Leeds Institute of Cardiovascular and Metabolic Medicine, School of Medicine, University of Leeds, Leeds LS2 9JT, UK.
Cells. 2022 Apr 2;11(7):1199. doi: 10.3390/cells11071199.
PIEZO1 is a subunit of mechanically-activated, nonselective cation channels. Gain-of-function PIEZO1 mutations are associated with dehydrated hereditary stomatocytosis (DHS), a type of anaemia, due to abnormal red blood cell function. Here, we hypothesised additional effects on the heart. Consistent with this hypothesis, mice engineered to contain the M2241R mutation in PIEZO1 to mimic a DHS mutation had increased cardiac mass and interventricular septum thickness at 8-12 weeks of age, without altered cardiac contractility. Myocyte size was greater and there was increased expression of genes associated with cardiac hypertrophy (, and ). There was also cardiac fibrosis, increased expression of (a gene associated with fibrosis) and increased responses of isolated cardiac fibroblasts to PIEZO1 agonism. The data suggest detrimental effects of excess PIEZO1 activity on the heart, mediated in part by amplified PIEZO1 function in cardiac fibroblasts.

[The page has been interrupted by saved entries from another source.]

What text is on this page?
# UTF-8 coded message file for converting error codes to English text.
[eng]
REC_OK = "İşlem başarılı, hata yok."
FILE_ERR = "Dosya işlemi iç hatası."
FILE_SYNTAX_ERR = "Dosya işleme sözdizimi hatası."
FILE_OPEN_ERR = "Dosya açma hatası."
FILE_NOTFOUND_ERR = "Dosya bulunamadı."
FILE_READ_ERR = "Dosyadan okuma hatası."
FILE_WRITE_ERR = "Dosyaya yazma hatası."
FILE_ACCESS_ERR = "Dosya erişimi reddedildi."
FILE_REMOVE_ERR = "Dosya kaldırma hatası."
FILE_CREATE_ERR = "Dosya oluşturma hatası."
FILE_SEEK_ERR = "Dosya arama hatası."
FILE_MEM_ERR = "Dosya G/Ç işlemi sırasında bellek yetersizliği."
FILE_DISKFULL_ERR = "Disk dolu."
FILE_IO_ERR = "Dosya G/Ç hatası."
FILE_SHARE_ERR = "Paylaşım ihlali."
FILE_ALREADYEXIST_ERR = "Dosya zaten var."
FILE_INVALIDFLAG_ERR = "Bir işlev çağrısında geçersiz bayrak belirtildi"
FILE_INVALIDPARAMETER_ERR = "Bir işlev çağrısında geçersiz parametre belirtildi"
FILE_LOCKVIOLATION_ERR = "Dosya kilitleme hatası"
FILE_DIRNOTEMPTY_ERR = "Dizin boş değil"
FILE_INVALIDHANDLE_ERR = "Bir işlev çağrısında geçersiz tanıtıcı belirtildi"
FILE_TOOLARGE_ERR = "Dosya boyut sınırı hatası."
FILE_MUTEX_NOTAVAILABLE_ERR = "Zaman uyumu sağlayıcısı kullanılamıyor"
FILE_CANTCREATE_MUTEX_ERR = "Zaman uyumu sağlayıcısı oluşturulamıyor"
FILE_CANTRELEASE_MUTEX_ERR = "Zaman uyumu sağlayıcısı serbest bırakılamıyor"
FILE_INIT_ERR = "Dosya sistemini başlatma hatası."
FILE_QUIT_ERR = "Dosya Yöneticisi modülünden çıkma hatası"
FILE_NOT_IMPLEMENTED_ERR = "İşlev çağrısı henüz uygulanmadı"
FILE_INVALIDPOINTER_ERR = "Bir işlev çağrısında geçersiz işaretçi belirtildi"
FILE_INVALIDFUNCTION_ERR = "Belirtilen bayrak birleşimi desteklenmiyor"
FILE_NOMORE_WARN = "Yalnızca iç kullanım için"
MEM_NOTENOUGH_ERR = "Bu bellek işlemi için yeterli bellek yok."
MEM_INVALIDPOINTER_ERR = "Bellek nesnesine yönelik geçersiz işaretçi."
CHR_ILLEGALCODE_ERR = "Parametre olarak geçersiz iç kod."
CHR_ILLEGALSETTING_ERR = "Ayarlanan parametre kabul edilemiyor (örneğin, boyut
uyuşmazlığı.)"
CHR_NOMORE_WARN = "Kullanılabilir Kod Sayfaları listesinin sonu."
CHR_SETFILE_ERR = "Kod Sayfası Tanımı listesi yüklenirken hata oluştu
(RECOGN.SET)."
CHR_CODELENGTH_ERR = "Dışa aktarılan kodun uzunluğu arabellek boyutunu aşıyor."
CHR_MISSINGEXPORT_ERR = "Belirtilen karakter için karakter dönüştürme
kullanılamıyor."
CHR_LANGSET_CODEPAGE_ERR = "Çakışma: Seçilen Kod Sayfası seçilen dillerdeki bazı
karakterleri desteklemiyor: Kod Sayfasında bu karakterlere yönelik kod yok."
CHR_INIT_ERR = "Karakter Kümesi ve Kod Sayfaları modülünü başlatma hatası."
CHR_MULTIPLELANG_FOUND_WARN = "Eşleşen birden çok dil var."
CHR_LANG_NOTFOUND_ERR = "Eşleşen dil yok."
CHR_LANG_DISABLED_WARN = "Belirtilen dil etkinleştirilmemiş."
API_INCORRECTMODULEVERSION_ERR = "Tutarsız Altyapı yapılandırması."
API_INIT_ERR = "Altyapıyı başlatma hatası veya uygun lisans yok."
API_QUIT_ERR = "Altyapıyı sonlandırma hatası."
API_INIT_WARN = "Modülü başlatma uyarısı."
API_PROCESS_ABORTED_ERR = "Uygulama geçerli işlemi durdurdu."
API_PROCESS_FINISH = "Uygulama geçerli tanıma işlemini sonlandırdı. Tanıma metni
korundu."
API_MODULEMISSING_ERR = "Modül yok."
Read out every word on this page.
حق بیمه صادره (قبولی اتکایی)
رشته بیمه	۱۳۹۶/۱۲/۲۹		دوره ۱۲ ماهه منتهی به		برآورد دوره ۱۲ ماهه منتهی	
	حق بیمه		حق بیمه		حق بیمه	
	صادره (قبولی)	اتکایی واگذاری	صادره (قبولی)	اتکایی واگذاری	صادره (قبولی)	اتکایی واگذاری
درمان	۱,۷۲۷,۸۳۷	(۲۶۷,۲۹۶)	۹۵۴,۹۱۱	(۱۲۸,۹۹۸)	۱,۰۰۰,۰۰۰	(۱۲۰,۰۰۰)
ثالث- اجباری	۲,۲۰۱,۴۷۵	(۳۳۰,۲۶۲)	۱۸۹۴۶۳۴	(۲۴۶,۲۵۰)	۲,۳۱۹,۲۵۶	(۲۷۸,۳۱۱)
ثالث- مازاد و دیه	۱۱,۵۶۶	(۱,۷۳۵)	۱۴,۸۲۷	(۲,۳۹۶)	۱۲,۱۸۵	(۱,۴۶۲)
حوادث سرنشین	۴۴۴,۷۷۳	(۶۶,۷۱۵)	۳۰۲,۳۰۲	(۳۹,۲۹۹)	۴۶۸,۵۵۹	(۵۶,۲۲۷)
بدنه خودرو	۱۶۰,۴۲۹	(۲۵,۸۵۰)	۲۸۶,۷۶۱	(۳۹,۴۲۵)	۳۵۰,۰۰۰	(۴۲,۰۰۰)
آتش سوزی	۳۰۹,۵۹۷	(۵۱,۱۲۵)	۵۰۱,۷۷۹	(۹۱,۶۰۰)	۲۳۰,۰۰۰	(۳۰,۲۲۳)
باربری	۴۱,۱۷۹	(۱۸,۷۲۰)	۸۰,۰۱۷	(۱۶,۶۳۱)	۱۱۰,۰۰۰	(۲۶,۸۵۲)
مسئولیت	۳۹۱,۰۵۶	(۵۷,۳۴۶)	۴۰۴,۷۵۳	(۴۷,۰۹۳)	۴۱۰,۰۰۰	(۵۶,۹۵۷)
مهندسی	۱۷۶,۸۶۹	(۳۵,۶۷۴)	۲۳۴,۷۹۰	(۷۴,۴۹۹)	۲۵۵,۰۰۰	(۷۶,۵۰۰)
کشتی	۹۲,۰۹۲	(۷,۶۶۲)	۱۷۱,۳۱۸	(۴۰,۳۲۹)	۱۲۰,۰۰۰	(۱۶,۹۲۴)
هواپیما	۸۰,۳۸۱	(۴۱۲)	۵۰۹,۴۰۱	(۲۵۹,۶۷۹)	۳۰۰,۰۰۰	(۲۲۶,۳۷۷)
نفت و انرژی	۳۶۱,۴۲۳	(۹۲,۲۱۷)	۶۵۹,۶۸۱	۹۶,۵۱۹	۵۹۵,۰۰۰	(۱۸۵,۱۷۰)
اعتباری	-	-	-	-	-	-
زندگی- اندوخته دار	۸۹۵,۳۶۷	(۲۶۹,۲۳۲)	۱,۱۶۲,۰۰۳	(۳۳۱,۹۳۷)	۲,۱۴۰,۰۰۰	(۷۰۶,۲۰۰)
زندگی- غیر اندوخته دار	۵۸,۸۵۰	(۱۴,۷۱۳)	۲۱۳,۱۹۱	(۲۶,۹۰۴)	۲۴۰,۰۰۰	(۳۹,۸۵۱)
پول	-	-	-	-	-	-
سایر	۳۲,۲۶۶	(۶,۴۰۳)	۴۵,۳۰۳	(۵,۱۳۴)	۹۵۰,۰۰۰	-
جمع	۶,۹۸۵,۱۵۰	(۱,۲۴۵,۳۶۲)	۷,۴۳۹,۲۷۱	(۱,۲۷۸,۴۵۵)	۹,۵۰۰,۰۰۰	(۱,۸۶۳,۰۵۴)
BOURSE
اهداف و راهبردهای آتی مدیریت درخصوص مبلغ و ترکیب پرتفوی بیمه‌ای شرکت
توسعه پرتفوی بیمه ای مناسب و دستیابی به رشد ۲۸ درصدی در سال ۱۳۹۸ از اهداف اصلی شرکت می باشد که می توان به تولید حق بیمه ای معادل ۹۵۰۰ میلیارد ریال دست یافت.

PIEZO1 是机械激活的非选择性阳离子通道的亚基。功能获得性 PIEZO1 突变与脱水遗传性口炎性腹泻(DHS)有关,这是一种贫血症,由于红细胞功能异常。在这里,我们假设对心脏有其他影响。与这一假设一致的是,工程设计的携带有 DHS 突变模拟的 PIEZO1 的 M2241R 突变的小鼠在 8-12 周龄时心脏质量和室间隔厚度增加,而心脏收缩力没有改变。心肌细胞大小增大,与心肌肥厚相关的基因表达增加(、和)。也有心脏纤维化,表达增加(与纤维化相关的基因),以及分离的心肌成纤维细胞对 PIEZO1 激动剂的反应增加。这些数据表明,过量 PIEZO1 活性对心脏有不利影响,部分原因是心脏成纤维细胞中 PIEZO1 功能增强。